THE new-look Blake Museum saw the launch of an exhibition showcasing Bridgwater ship the Irene last week.

Mercury reporter James Beal went along to find out more.

SHE has sailed through two World Wars, five monarchs and 25 Prime Ministers - but now Bridgwater ship the Irene is being turned on to a whole new generation.

Irene was built by Bridgwater's FJ Carver and Son in 1907 and is the last of the South-West trading ketches still under sail.

Now an exhibition by Friends of Blake Museum, in the historic building on Blake Street, is showcasing work on Irene by schoolchildren in Bridgwater.

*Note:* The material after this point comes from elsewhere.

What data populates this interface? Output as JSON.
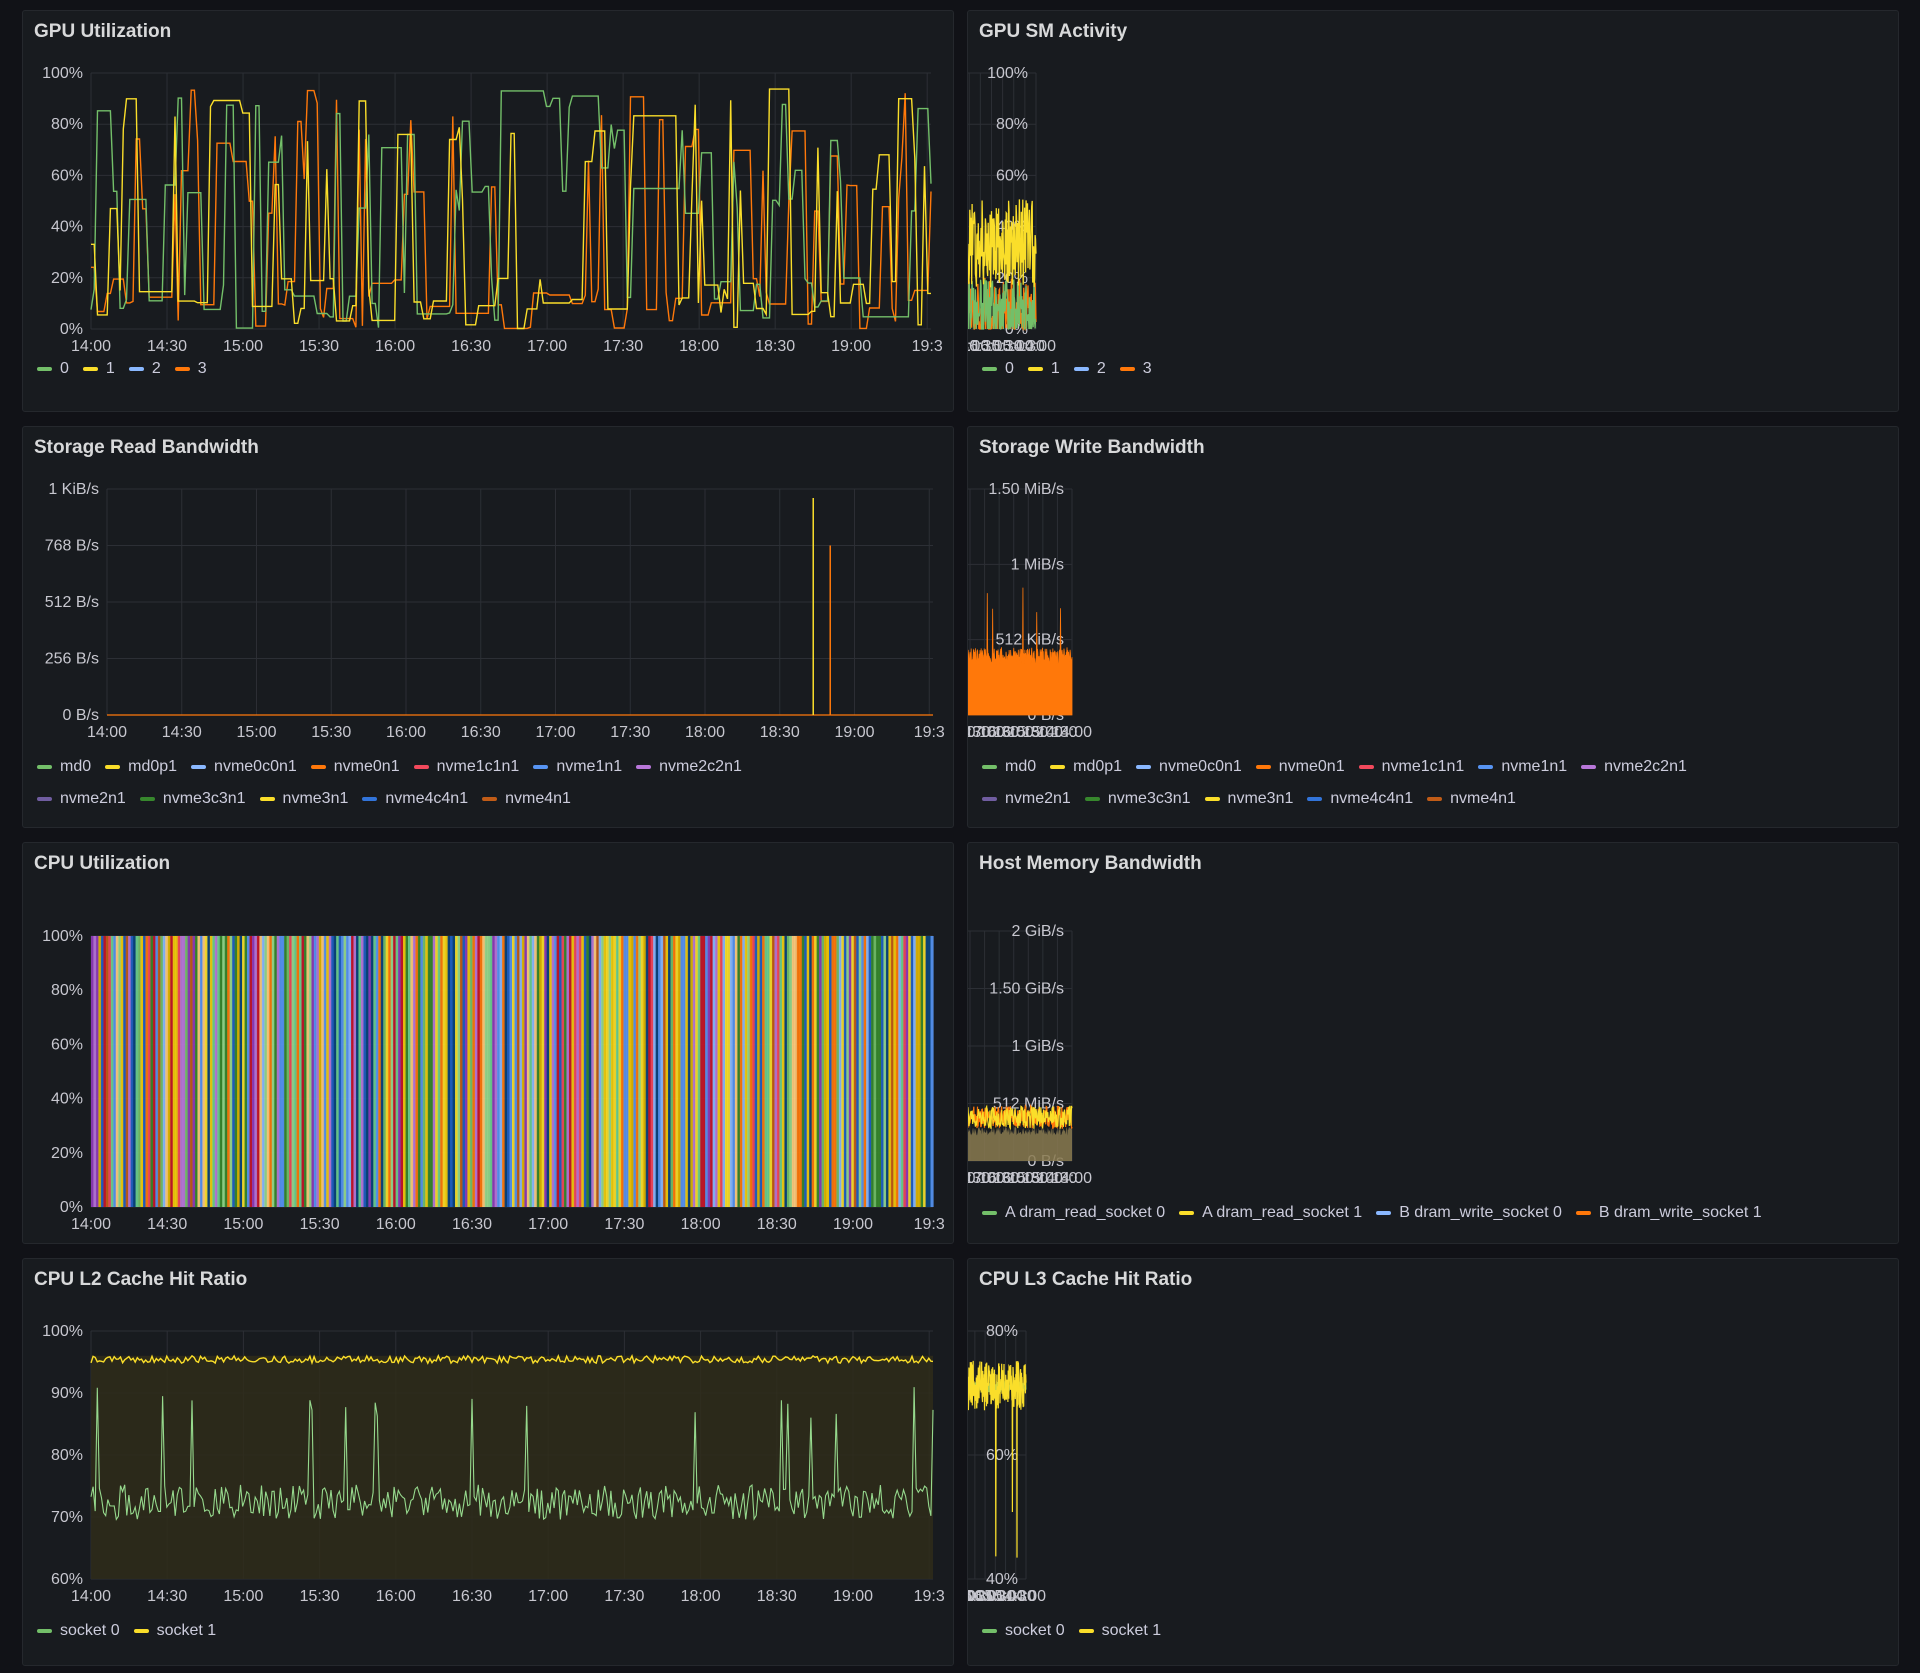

But, as Kay Robbins, learning co-ordinator from Blake Museum explains, it was all started by one picture.

She told the Mercury: “In January we took part in a Take One Picture project, where a museum takes a picture from its collection and teachers are encouraged to ask their pupils questions based on it.

“We chose the painting of the Irene, and the questions were along the lines of: where was she built? Who owned her? Where did she go?”

Teachers from Bridgwater schools then went to the museum to learn more about Irene - from her glorious trading days riding the oceans, to the devastating fire which sent her to the bottom of the sea in 2003.

Classes all around the town have now worked on models, paintings and poems about the Irene. Some have even learnt practical seafaring skills about knots and sails.

Much of their work is now on display at Blake Museum - as the month-long Irene exhibition was opened by Bridgwater Mayor Bill Monteith on Tuesday.

Kay added: “We have been very impressed indeed with the work the schools have produced.

“Also on exhibition is a model of the Irene and art work on greeting cards.”